An Oregon judge has declared coronavirus restrictions enacted by Gov. Kate Brown (D) "null and void" because her emergency orders weren’t approved by the state legislature after 28 days, according to KJW8.
Baker County Circuit Judge Matthew Shirtcliff made the ruling Monday in a lawsuit brought by churches who had sued saying the social-distancing directives were unconstitutional.
The suit had also argued that emergency powers only last for a month and after that Brown would have needed legislative approval. The judge agreed. -KJW8
Brown says she will immediately appeal the ruling with the state Supreme Court, which would "ensure we can continue to safeguard the health of all Oregonians — including frontline health care workers, those living in nursing homes, workers in agriculture and food processing plants, and Oregonians with underlying health conditions –– while the legal process moves forward."
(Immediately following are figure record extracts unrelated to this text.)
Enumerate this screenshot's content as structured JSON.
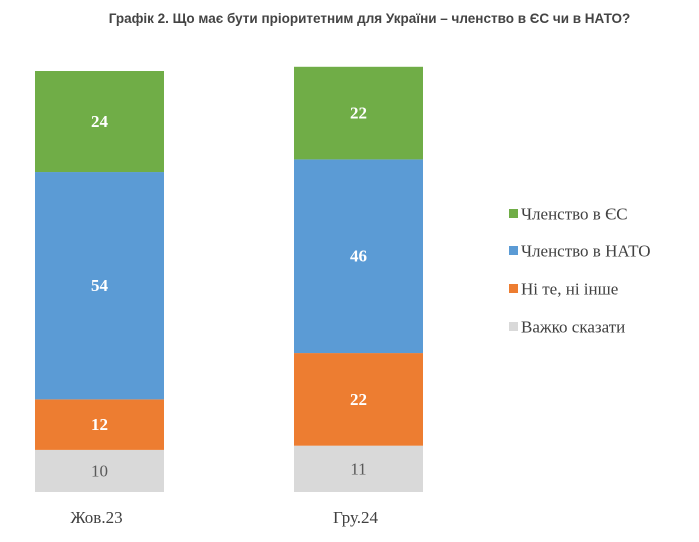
{
  "chart_data": {
    "type": "bar",
    "stacked": true,
    "title": "Графік 2. Що має бути пріоритетним для України – членство в ЄС чи в НАТО?",
    "categories": [
      "Жов.23",
      "Гру.24"
    ],
    "series": [
      {
        "name": "Важко сказати",
        "color": "#d9d9d9",
        "values": [
          10,
          11
        ]
      },
      {
        "name": "Ні те, ні інше",
        "color": "#ed7d31",
        "values": [
          12,
          22
        ]
      },
      {
        "name": "Членство в НАТО",
        "color": "#5b9bd5",
        "values": [
          54,
          46
        ]
      },
      {
        "name": "Членство в ЄС",
        "color": "#70ad47",
        "values": [
          24,
          22
        ]
      }
    ],
    "legend_order": [
      "Членство в ЄС",
      "Членство в НАТО",
      "Ні те, ні інше",
      "Важко сказати"
    ],
    "legend_position": "right",
    "xlabel": "",
    "ylabel": "",
    "ylim": [
      0,
      101
    ],
    "grid": false
  }
}
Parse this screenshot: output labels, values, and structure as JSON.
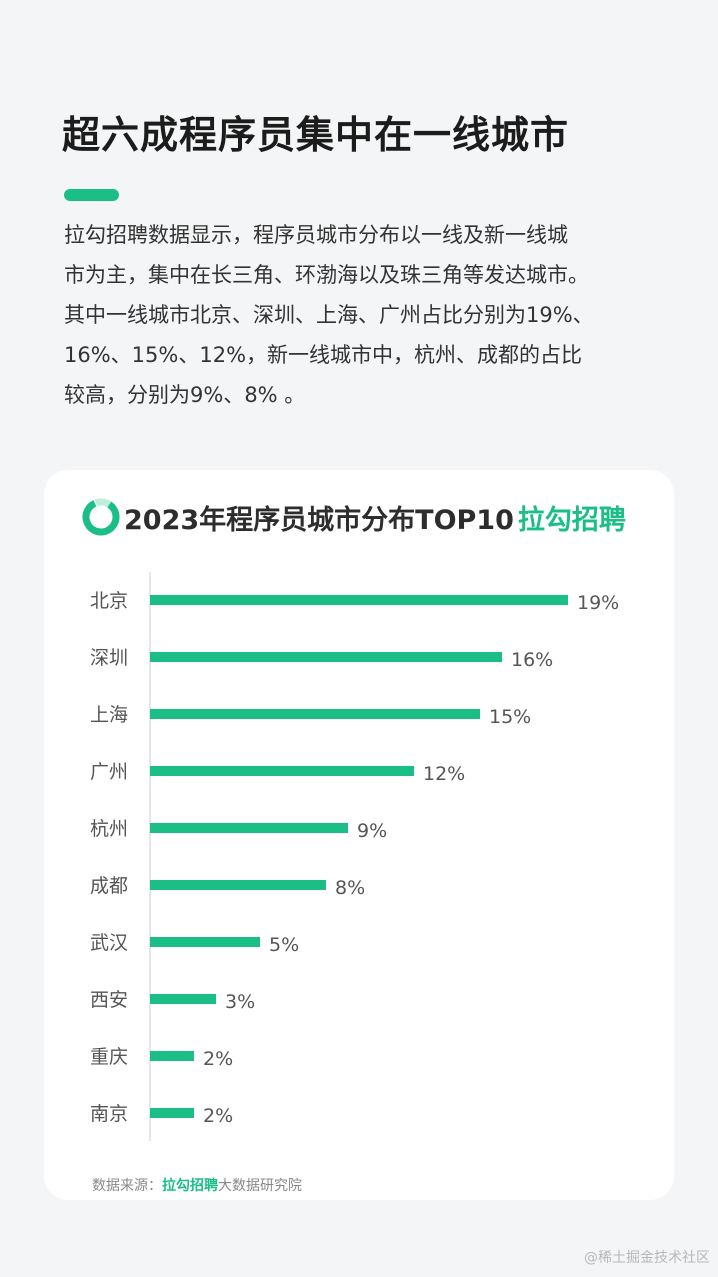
{
  "colors": {
    "accent": "#1bbf86",
    "bar": "#1bbf86"
  },
  "header": {
    "title": "超六成程序员集中在一线城市",
    "intro": "拉勾招聘数据显示，程序员城市分布以一线及新一线城\n市为主，集中在长三角、环渤海以及珠三角等发达城市。\n其中一线城市北京、深圳、上海、广州占比分别为19%、\n16%、15%、12%，新一线城市中，杭州、成都的占比\n较高，分别为9%、8% 。"
  },
  "card": {
    "logo_icon": "ring-logo-icon",
    "title_main": "2023年程序员城市分布TOP10",
    "title_brand": "拉勾招聘",
    "source_prefix": "数据来源：",
    "source_brand": "拉勾招聘",
    "source_suffix": "大数据研究院"
  },
  "chart_data": {
    "type": "bar",
    "orientation": "horizontal",
    "title": "2023年程序员城市分布TOP10",
    "categories": [
      "北京",
      "深圳",
      "上海",
      "广州",
      "杭州",
      "成都",
      "武汉",
      "西安",
      "重庆",
      "南京"
    ],
    "values": [
      19,
      16,
      15,
      12,
      9,
      8,
      5,
      3,
      2,
      2
    ],
    "value_labels": [
      "19%",
      "16%",
      "15%",
      "12%",
      "9%",
      "8%",
      "5%",
      "3%",
      "2%",
      "2%"
    ],
    "unit": "%",
    "grid": false
  },
  "watermark": "@稀土掘金技术社区"
}
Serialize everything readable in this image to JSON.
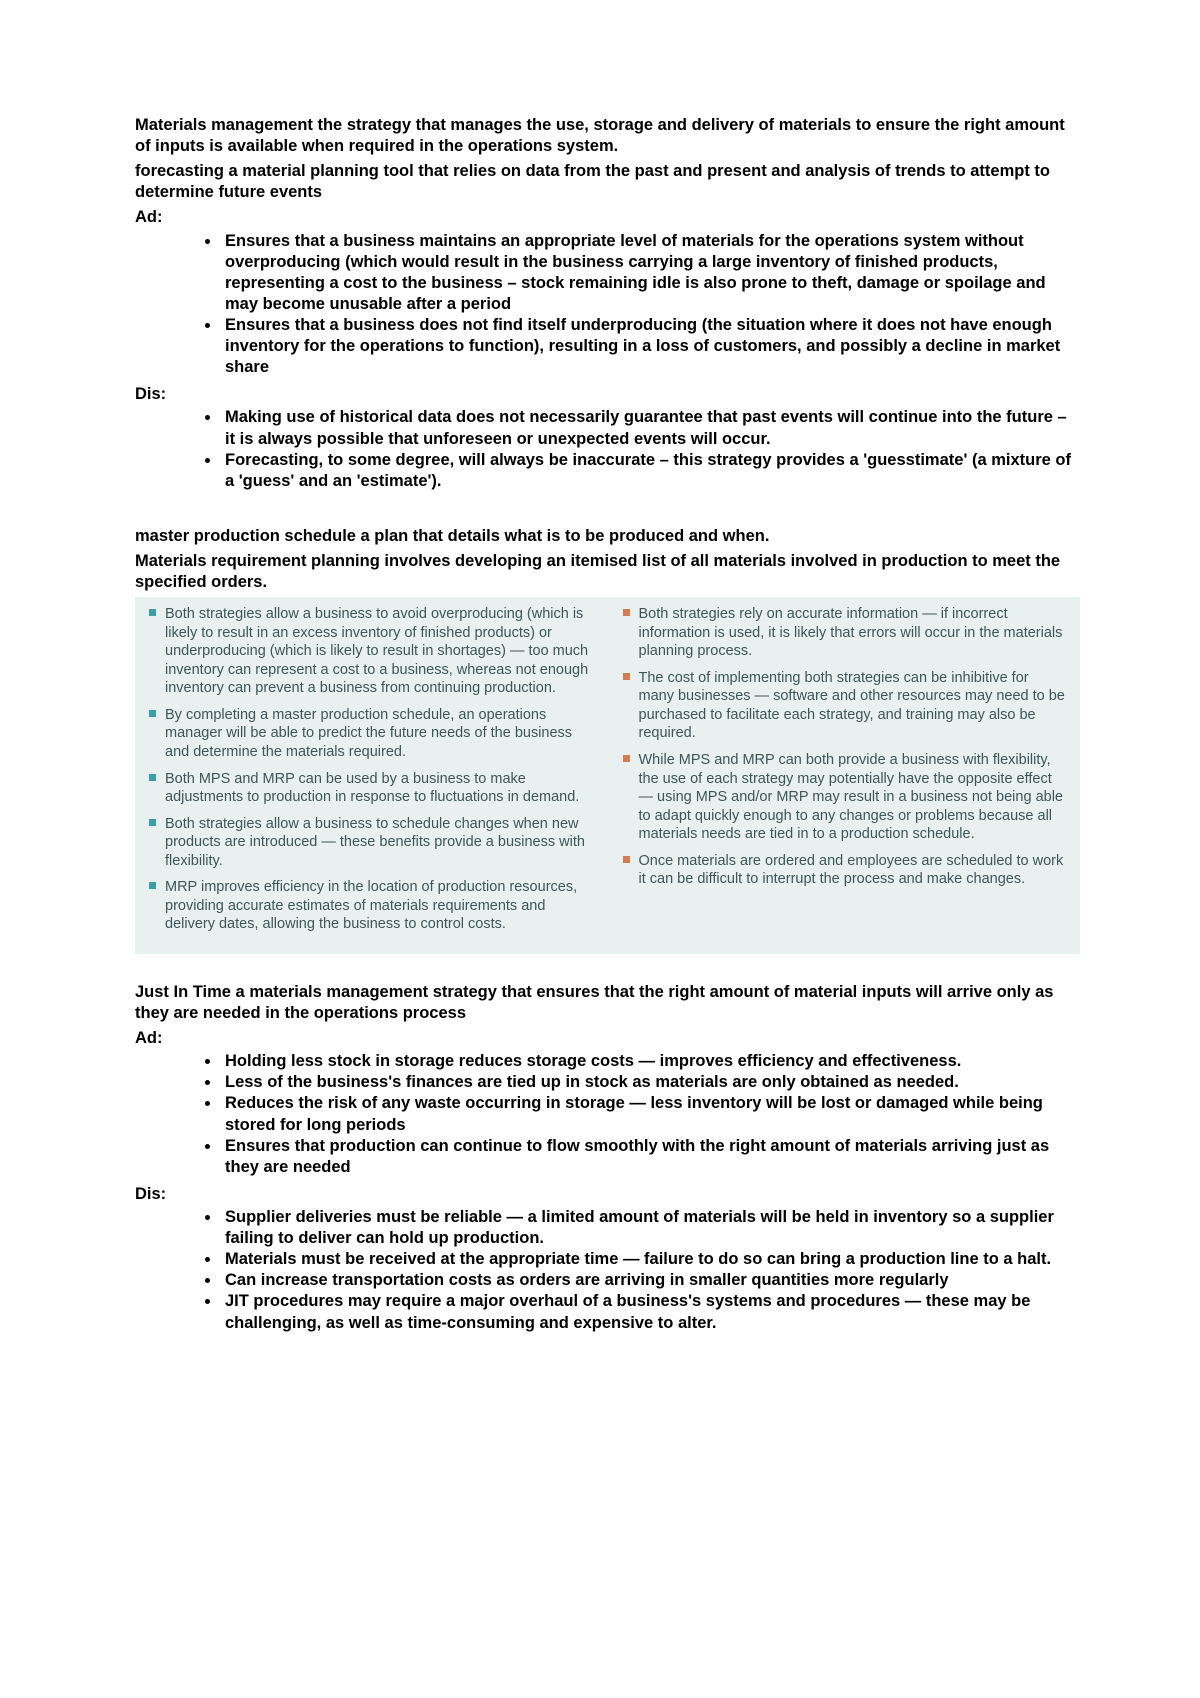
{
  "colors": {
    "text": "#000000",
    "box_bg": "#e9f0f0",
    "box_text": "#3f5558",
    "bullet_pos": "#3aa0a3",
    "bullet_neg": "#d67a52"
  },
  "section1": {
    "heading1": "Materials management the strategy that manages the use, storage and delivery of materials to ensure the right amount of inputs is available when required in the operations system.",
    "heading2": "forecasting a material planning tool that relies on data from the past and present and analysis of trends to attempt to determine future events",
    "ad_label": "Ad:",
    "ad_items": [
      "Ensures that a business maintains an appropriate level of materials for the operations system without overproducing (which would result in the business carrying a large inventory of finished products, representing a cost to the business – stock remaining idle is also prone to theft, damage or spoilage and may become unusable after a period",
      "Ensures that a business does not find itself underproducing (the situation where it does not have enough inventory for the operations to function), resulting in a loss of customers, and possibly a decline in market share"
    ],
    "dis_label": "Dis:",
    "dis_items": [
      "Making use of historical data does not necessarily guarantee that past events will continue into the future – it is always possible that unforeseen or unexpected events will occur.",
      "Forecasting, to some degree, will always be inaccurate – this strategy provides a 'guesstimate' (a mixture of a 'guess' and an 'estimate')."
    ]
  },
  "section2": {
    "heading1": "master production schedule a plan that details what is to be produced and when.",
    "heading2": "Materials requirement planning involves developing an itemised list of all materials involved in production to meet the specified orders.",
    "pros": [
      "Both strategies allow a business to avoid overproducing (which is likely to result in an excess inventory of finished products) or underproducing (which is likely to result in shortages) — too much inventory can represent a cost to a business, whereas not enough inventory can prevent a business from continuing production.",
      "By completing a master production schedule, an operations manager will be able to predict the future needs of the business and determine the materials required.",
      "Both MPS and MRP can be used by a business to make adjustments to production in response to fluctuations in demand.",
      "Both strategies allow a business to schedule changes when new products are introduced — these benefits provide a business with flexibility.",
      "MRP improves efficiency in the location of production resources, providing accurate estimates of materials requirements and delivery dates, allowing the business to control costs."
    ],
    "cons": [
      "Both strategies rely on accurate information — if incorrect information is used, it is likely that errors will occur in the materials planning process.",
      "The cost of implementing both strategies can be inhibitive for many businesses — software and other resources may need to be purchased to facilitate each strategy, and training may also be required.",
      "While MPS and MRP can both provide a business with flexibility, the use of each strategy may potentially have the opposite effect — using MPS and/or MRP may result in a business not being able to adapt quickly enough to any changes or problems because all materials needs are tied in to a production schedule.",
      "Once materials are ordered and employees are scheduled to work it can be difficult to interrupt the process and make changes."
    ]
  },
  "section3": {
    "heading": "Just In Time a materials management strategy that ensures that the right amount of material inputs will arrive only as they are needed in the operations process",
    "ad_label": "Ad:",
    "ad_items": [
      "Holding less stock in storage reduces storage costs — improves efficiency and effectiveness.",
      "Less of the business's finances are tied up in stock as materials are only obtained as needed.",
      "Reduces the risk of any waste occurring in storage — less inventory will be lost or damaged while being stored for long periods",
      "Ensures that production can continue to flow smoothly with the right amount of materials arriving just as they are needed"
    ],
    "dis_label": "Dis:",
    "dis_items": [
      "Supplier deliveries must be reliable — a limited amount of materials will be held in inventory so a supplier failing to deliver can hold up production.",
      "Materials must be received at the appropriate time — failure to do so can bring a production line to a halt.",
      "Can increase transportation costs as orders are arriving in smaller quantities more regularly",
      "JIT procedures may require a major overhaul of a business's systems and procedures — these may be challenging, as well as time-consuming and expensive to alter."
    ]
  }
}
An attorney representing churches, Ray Hacke, said during a Monday phone interview that the ruling nullifies Brown’s ban on church gatherings for worship - but also invalidates the entire stay-at-home order.
"The stay-at-home order is no longer in effect. It is invalidated. If people want to get their haircut, they can. They can leave their home for any reason whether it’s deemed essential in the eye of the state or not," he said, adding that the ruling was a vindication for both the freedom of religion and that of all Oregonians.
" Praise God. I’m excited, and I’m glad that the judge saw that there are limitations on the governor’s power, even in the midst of emergencies," said Hacke.